The Dirty Picture, Vidya Balan

<Review by: Tushar A Amin>

Directed by Milan Luthria. Starring Vidya Balan, Naseeruddin Shah, Emraan Hashmi, Tusshar Kapoor.

The Dirty Picture is a tribute to Indian films’ unofficial decade of ‘cheese and corn’. Vidya Balan gets into the skin of an 80’s sex symbol to deliver a performance of a lifetime.

Releasing on what could have been the 51st birthday of Silk Smitha (who passed away in 1996), The Dirty Picture comes as a worthy homage, not just to the original sex siren but also to the 80’s, an era in Indian films ruled by formulaic rape-revenge potboilers, cheesy dialogue, corny characters, titillating songs and OTT banality. In a creatively bankrupt decade when Bollywood went South, the South was going Silk. And it is this Silk Smitha who forms the inspiration for Vidya Balan’s bold, unabashed portrayal of Reshma a.k.a. Silk in Milan Luthra’s celebration of Indian cinema’s signature brand of on-screen titillation and our collective hypocrisy.

The Dirty Picture traces the life trajectory of Reshma from a runaway village girl dreaming of film glitz to her rise as sex symbol, Silk, to her eventual tragic end.
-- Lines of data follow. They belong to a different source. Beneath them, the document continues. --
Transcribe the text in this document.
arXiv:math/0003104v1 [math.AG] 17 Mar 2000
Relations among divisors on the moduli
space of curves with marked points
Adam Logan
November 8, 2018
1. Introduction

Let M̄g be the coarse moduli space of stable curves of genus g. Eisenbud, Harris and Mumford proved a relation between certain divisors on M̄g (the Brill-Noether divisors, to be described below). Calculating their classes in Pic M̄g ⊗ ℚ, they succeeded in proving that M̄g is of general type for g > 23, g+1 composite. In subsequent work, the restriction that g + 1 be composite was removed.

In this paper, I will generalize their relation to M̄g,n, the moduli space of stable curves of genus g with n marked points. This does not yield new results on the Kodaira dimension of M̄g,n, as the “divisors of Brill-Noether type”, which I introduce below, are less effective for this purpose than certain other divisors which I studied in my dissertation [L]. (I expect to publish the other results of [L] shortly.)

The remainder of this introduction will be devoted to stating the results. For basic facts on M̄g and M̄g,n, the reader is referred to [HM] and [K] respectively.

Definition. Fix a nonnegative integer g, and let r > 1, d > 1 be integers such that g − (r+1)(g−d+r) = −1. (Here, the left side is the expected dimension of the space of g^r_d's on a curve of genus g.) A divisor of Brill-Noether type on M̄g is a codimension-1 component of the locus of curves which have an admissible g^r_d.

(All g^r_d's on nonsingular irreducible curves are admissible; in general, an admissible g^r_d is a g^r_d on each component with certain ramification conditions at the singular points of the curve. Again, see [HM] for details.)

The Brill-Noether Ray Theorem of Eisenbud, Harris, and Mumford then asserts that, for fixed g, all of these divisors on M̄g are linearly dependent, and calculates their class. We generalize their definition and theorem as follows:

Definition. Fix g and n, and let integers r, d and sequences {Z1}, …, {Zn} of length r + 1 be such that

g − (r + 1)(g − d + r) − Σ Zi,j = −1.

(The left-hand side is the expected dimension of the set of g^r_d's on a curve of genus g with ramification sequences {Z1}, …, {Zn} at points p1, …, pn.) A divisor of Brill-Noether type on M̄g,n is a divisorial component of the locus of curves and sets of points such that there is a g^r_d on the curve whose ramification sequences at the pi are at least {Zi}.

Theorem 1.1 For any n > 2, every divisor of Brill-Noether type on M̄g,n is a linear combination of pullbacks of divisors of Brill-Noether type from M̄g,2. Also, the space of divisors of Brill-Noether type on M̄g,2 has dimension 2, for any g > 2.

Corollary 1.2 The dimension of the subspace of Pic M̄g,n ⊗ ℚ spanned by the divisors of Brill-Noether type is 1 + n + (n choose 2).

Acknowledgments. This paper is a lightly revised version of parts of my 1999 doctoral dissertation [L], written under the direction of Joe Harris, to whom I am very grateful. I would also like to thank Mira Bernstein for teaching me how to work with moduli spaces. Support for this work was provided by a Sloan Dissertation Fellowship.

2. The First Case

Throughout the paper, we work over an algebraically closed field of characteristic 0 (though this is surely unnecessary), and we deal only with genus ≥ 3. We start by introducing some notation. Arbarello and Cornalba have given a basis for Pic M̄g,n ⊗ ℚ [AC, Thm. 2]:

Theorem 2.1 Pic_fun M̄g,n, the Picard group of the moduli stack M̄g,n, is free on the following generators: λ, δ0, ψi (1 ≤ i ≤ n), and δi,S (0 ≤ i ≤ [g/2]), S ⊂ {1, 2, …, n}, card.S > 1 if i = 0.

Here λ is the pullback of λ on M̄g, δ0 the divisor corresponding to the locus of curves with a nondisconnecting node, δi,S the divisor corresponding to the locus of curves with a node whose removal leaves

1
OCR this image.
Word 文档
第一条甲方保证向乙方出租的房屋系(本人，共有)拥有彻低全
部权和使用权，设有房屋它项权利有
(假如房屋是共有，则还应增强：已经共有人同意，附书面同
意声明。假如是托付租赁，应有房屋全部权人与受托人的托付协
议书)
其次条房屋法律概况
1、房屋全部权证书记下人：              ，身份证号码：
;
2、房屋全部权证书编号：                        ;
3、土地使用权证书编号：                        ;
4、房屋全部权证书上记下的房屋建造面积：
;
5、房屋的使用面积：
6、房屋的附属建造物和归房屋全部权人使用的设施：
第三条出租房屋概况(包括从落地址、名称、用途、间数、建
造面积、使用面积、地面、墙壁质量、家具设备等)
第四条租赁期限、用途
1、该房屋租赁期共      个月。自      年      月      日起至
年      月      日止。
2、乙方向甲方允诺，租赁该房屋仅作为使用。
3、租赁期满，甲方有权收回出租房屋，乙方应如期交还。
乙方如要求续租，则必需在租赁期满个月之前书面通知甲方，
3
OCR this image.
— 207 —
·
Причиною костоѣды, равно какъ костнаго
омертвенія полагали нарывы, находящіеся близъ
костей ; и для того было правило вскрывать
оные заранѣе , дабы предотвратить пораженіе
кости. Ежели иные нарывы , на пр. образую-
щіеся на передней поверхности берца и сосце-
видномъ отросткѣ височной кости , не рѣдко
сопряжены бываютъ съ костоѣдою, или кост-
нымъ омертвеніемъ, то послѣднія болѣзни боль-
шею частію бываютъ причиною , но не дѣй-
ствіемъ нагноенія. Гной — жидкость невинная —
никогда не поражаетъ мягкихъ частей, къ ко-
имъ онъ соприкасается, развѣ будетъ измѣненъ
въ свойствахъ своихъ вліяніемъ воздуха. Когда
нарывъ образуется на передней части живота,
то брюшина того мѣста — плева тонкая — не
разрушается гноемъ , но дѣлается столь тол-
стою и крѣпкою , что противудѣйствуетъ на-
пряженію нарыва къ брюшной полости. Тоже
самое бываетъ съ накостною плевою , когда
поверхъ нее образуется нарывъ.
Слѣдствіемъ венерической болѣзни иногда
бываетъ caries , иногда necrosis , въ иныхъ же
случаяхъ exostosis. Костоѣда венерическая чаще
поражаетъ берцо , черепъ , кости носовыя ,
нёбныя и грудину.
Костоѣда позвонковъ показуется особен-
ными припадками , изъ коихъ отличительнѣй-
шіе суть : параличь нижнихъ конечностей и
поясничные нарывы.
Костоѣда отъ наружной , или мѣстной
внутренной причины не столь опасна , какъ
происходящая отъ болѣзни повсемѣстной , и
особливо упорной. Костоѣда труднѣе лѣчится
Vidya plays the spunky Reshma, unapologetic of her sensuality and unafraid of expressing it, with grand abandon. Reshma makes up for her plain Jane looks with her oodles of confidence and absolute lack of inhibitions. It is this lack of inhibitions (and the promise of 501 ‘tunings’) that wins her the lecherous attention of the ruling superstar Suryakant (Naseeruddin Shah) as well as the ire of the conceited filmmaker Abraham (Emraan Hashmi). Suryakant exploits her physically and transforms a girl rejected even for the role of an extra into Silk, the ultimate, in-your-face sex symbol. The latter waits in the wings plotting her downfall.

Silk gains popularity but at the cost of acceptance and respect. While her movies become money-spinners, she is labeled as cheap and vulgar, and treated as an outcast, not just by society but also by the film industry. Silk chooses not to give a damn and even provokes her detractors with her devil may care antics. Her life takes a downward turn when the wall she has built around herself crumbles. Her mother shuts the door on her and Silk realises her place in Suryakant’s scheme of things. Not one to give in, she lures Suryakant’s writer brother Ramakant (Tusshar Kapoor). Ramakant too uses Silk and abandons her when she refuses to change her behaviour. She takes to drinking and her career also takes a downturn. Down but not out, Silk decides to produce a film which is similar in theme to Abraham’s commercial film. The film flops leaving Silk in debt pushing her into desperation and ultimately depression. By the time Abraham realises he loves her and tries to save her, it is too late.

The Dirty Picture is Vidya Balan’s film all the way. She breathes life into the central character lending it both unfettered flamboyance and deep vulnerability, raw sensuality as well as dignified grace. Vidya displays a complete ownership of the character, whether she is playing a tease to Naseeruddin Shah’s egomaniacal superstar, aware that she is being exploited or taking on Abraham’s pseudo intellectual barbs. She carries no baggage of her quintessential girl-next-door image and mouths the sometimes raunchy, sometimes philosophical lines with absolute felicity. Naseeruddin Shah serves as the perfect foil, play a superstar and incorporating all the eccentricities, quirks and nuances he has shunned all his real life. The love-hate chemistry between Emraan Hashmi and Vidya Balan is crackling.

The kitschy art direction and voyeuristic cinematography help the film recreate the 80’s era, now fondly regarded as fountainhead of all Bollywood kitsch. While the acting department dazzles, it is the writing that emerges as a weak chink. At times sparkling, at times, plain crude and below-the-belt, often the dialogue seem planted for smart repartees and pop-psych platitudes. In ensuring that the film steers clear of the biopic territory and stays within commercial parameters, Milan Luthria (director) and Rajat Arora (writer) resort to the very corn-and-cheese mix they are supposed to be critiquing. The same also applies to cinematography with extended shots of Vidya sashaying in skimpy cleavage popping outfits and lounging in negligees. In a bid to portray an exploited character, the film ends up titillating. But then, I am not complaining. Let the Film and Gender Studies scholars and Feminists point that out.

This one is a must watch even if it is just for Vidya Balan, the bravest actor in Bollywood today.